The Northern Girl was published towards the end of Lynn’s most productive years; Lynn wrote five of her eight novels between 1978 and 1981. After 1981, Lynn’s pace slowed remarkably. There was a fourteen-year gap between 1984’s The Silver Horse and 1998’s Dragon’s Winter. It is all too easy for an author’s audience to slip away once an author’s pace slackens, but The Northern Girl has remained popular ever since first publication. There have been several reprints and editions. There’s a reason for that.
The Northern Girl, along with other works by Elizabeth A. Lynn, is available from Open Road Media.

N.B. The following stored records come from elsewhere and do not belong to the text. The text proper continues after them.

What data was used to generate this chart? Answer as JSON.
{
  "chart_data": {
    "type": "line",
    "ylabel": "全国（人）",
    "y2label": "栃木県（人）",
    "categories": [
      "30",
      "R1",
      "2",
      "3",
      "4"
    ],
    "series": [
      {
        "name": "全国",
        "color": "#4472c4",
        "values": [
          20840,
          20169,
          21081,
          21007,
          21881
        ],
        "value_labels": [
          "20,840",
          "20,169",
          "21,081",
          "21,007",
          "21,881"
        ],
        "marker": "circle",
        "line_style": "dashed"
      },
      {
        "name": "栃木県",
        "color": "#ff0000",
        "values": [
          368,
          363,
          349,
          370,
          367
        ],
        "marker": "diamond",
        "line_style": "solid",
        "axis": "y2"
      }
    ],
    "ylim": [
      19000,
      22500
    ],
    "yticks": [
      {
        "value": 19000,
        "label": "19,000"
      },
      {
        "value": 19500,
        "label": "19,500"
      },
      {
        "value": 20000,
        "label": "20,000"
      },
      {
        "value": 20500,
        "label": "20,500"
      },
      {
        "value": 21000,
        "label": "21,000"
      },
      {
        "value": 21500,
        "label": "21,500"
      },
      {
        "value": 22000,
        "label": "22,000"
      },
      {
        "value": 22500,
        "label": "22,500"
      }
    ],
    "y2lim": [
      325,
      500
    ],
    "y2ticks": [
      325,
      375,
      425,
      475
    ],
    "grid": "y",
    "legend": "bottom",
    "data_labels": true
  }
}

1: I am not sure this culture has slavery as such. It definitely does not have the range of master/mistress on bondservant abuse one would expect, which in the context of The Sardonyx Net makes me go ‘hmmm.’
2: Even though the book was written in the Age of the Typewriter, it is 400+ pages. Not because Lynn didn’t know when to stop, but because the novel needed to be more than four hundred pages for the story Lynn wanted to tell.